I remember one line from it—the desperate De Niro character, Harry Fabian, is on the phone. A guy he’s hitting up for money tells him, “No can do.” Fabian responds, “No can do? What's that, a Chinese appetizer?”

[Full disclosure: I had to look up the final line.]

De Niro played too many pathetic losers and otherwise unsympathetic characters, and not enough heroes. (Maybe that's why he made so many bombs. New York, New York. The King of Comedy. Night and the City. This Boy's Life. Falling in Love. Night and the City.) Loser roles are for character actors. Richard Widmark was a great actor, may he rest in peace, but you didn’t see him stick with Tommy Udos and Harry Fabians, did you?

It was almost impossible to find good images from the remake. The jackwagons at alamy slapped their stupid name all over most of the clear images, as if they owned the copyright. Since they don’t, they are probably guilty of copyright infringement.

I was also unable to find a single good poster from the remake.

 


5 comments:

David In TN said...

I once saw an A&E Biography episode on Richard Widmark in which he told of moving from Tommy Udo types starting with Halls of Montezuma (1950), in which he played a heroic Marine officer. This was followed by The Frogmen, Red Skies of Montana, and Hell and High Water (a favorite of mine).

Twentieth Century Fox also thought this change was a good idea.

Brian Brandt said...

Gene Tierney "the most beautiful woman in the history of the movies." More beautiful than Hedy Lamarr? Don't think so.

David In TN said...

A Texas oil man named W. Howard Lee evidently thought so.

David In TN said...

The TCM Film Noir of the Week for Sunday, November 26, at 10 am ET is Strangers on a Train (1951). Alfred Hitchcock was the director. Robert Walker and Farley Granger star as, respectively, a psychopath and a tennis player who meet on a train and talk about murdering someone they don't like. In other words, "swap murders."
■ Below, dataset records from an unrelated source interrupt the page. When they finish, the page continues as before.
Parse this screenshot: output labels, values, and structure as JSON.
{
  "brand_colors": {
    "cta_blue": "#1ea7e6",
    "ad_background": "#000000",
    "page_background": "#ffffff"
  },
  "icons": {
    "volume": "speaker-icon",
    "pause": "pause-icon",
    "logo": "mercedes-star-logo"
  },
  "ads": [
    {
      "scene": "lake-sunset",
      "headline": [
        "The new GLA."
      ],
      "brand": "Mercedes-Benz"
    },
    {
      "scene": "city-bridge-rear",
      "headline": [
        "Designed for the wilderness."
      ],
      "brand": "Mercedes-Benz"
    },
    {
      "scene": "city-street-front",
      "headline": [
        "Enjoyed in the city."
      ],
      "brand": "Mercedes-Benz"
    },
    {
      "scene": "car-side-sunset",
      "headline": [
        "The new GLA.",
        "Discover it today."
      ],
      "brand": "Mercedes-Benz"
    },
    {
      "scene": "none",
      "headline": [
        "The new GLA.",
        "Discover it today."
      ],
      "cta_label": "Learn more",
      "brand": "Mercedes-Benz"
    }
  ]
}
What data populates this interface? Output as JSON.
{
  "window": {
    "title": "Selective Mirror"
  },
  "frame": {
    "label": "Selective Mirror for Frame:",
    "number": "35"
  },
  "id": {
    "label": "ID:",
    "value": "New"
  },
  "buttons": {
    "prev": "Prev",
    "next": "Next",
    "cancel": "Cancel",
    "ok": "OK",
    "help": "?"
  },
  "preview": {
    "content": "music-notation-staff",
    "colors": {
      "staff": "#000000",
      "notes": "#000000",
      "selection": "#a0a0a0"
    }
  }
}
Granger's character thinks it wasn't serious. Walker's does, and he promptly murders Granger's estranged (pregnant by another man) wife, who Granger had been seen in public having a violent argument with.

Granger was hoping to marry Ruth Roman, daughter of a U.S. Senator. He hoped it could be a springboard for a political carer of his own.

Hitchcock makes Granger look like a selfish, unsympathetic character, with poor judgement. Not unusual for Hitchcock. In other films he tries to make the audience almost root for a killer.

Strangers on a Train has a spectacular climax on a wild merry-go-round, Walker, who makes a convincing psycho, died at age 32, shortly after the film's release.

David In TN said...

TCM's Film Noir of the Week Saturday Night-Sunday Morning at 12:30 amd 10 am ET is Jules Dassin's Night and the City (1950) with Richard Widmark and Gene Tierney.

David In TN: Eddie Muller is recycling again. Your analysis above from 2017 says everything needed to be said about Night and the City, both versions.

To repeat my own opinion, Richard Widmark wisely moved to playing heroic characters instead of losers.